Thomas A. Demakos, J.

By motion dated August 29, 1997, defense counsel (Defense) moved this court for dismissal of the indictment upon the grounds of: (I) Multiplicity, duplicity, double counting; (II) vagueness and resulting insufficiency; and (III) sufficiency. Further, Defense specifically incorporates within this motion the previously filed memorandum of law dated April 29, 1997, entitled "Capital Cases Require Heightened Due Process”.

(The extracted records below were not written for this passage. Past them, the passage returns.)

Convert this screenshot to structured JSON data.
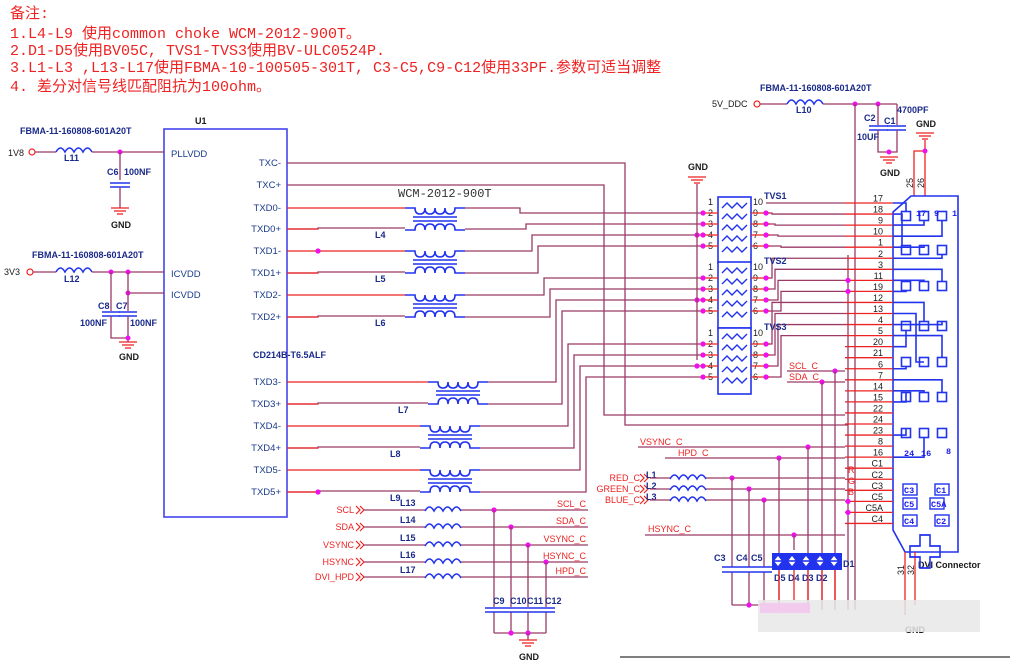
{
  "notes": {
    "title": "备注:",
    "lines": [
      "1.L4-L9 使用common choke WCM-2012-900T。",
      "2.D1-D5使用BV05C, TVS1-TVS3使用BV-ULC0524P.",
      "3.L1-L3 ,L13-L17使用FBMA-10-100505-301T, C3-C5,C9-C12使用33PF.参数可适当调整",
      "4. 差分对信号线匹配阻抗为100ohm。"
    ]
  },
  "u1": {
    "ref": "U1",
    "part": "CD214B-T6.5ALF",
    "left_pins": [
      "PLLVDD",
      "ICVDD",
      "ICVDD"
    ],
    "right_pins": [
      "TXC-",
      "TXC+",
      "TXD0-",
      "TXD0+",
      "TXD1-",
      "TXD1+",
      "TXD2-",
      "TXD2+",
      "TXD3-",
      "TXD3+",
      "TXD4-",
      "TXD4+",
      "TXD5-",
      "TXD5+"
    ]
  },
  "power": {
    "v1": "1V8",
    "v2": "3V3",
    "v3": "5V_DDC",
    "ferrite": "FBMA-11-160808-601A20T",
    "l11": "L11",
    "l12": "L12",
    "l10": "L10",
    "c6": "C6",
    "c6v": "100NF",
    "c8": "C8",
    "c7": "C7",
    "c8v": "100NF",
    "c7v": "100NF",
    "c2": "C2",
    "c1": "C1",
    "c2v": "10UF",
    "c1v": "4700PF",
    "gnd": "GND"
  },
  "chokes": {
    "part": "WCM-2012-900T",
    "refs": [
      "L4",
      "L5",
      "L6",
      "L7",
      "L8",
      "L9"
    ]
  },
  "tvs": {
    "refs": [
      "TVS1",
      "TVS2",
      "TVS3"
    ],
    "left_pins": [
      "1",
      "2",
      "3",
      "4",
      "5"
    ],
    "right_pins": [
      "10",
      "9",
      "8",
      "7",
      "6"
    ]
  },
  "ddc": {
    "inputs": [
      "SCL",
      "SDA",
      "VSYNC",
      "HSYNC",
      "DVI_HPD"
    ],
    "refs": [
      "L13",
      "L14",
      "L15",
      "L16",
      "L17"
    ],
    "outputs": [
      "SCL_C",
      "SDA_C",
      "VSYNC_C",
      "HSYNC_C",
      "HPD_C"
    ],
    "caps": [
      "C9",
      "C10",
      "C11",
      "C12"
    ]
  },
  "rgb": {
    "inputs": [
      "RED_C",
      "GREEN_C",
      "BLUE_C"
    ],
    "refs": [
      "L1",
      "L2",
      "L3"
    ],
    "letters": [
      "R",
      "G",
      "B"
    ],
    "caps": [
      "C3",
      "C4",
      "C5"
    ],
    "diodes": [
      "D5",
      "D4",
      "D3",
      "D2",
      "D1"
    ]
  },
  "mid_labels": {
    "scl": "SCL_C",
    "sda": "SDA_C",
    "vsync": "VSYNC_C",
    "hpd": "HPD_C",
    "hsync": "HSYNC_C"
  },
  "connector": {
    "name": "DVI Connector",
    "pins": [
      "17",
      "18",
      "9",
      "10",
      "1",
      "2",
      "3",
      "11",
      "19",
      "12",
      "13",
      "4",
      "5",
      "20",
      "21",
      "6",
      "7",
      "14",
      "15",
      "22",
      "24",
      "23",
      "8",
      "16",
      "C1",
      "C2",
      "C3",
      "C5",
      "C5A",
      "C4"
    ],
    "top_pins": [
      "25",
      "26"
    ],
    "bottom_pins": [
      "31",
      "32"
    ],
    "inner_labels": [
      "17",
      "9",
      "1",
      "24",
      "16",
      "8"
    ],
    "analog_labels": [
      "C3",
      "C1",
      "C5",
      "C5A",
      "C4",
      "C2"
    ]
  }
}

The Assistant District Attorney opposed such motion and this court then calendared oral argument on September 26, 1997. On that date, defense counsel served upon the court a request to adjourn oral argument in order to afford counsel an opportunity to submit a written reply to the District Attorney’s memorandum of law. The court denied in part and granted in part such request and thereafter, on October 29th, entertained oral argument on the issues hereunder. On November 10th, this court was in receipt of defense counsel’s supplemental reply affirmation in support of the motion to dismiss the indict*70ment. Noting that the issue of (III) sufficiency of the indictment has previously been decided by the court, the following constitutes this court’s decision and opinion on the above-mentioned issues:

HEIGHTENED DUE PROCESS STANDARD FOR CAPITAL CASES

Defense counsel alleges that when death is a possible outcome of a criminal prosecution, State and Federal law demand a heightened standard of due process at every phase of a capital case, from indictment to appeal. Specifically, Defense alleges that the Eighth Amendment to the United States Constitution, prohibiting cruel and unusual punishment, requires a more stringent standard of due process in capital cases. Defense further contends that the New York State Constitution expands that requirement and includes several provisions which specifically augment protection for a capital-eligible defendant.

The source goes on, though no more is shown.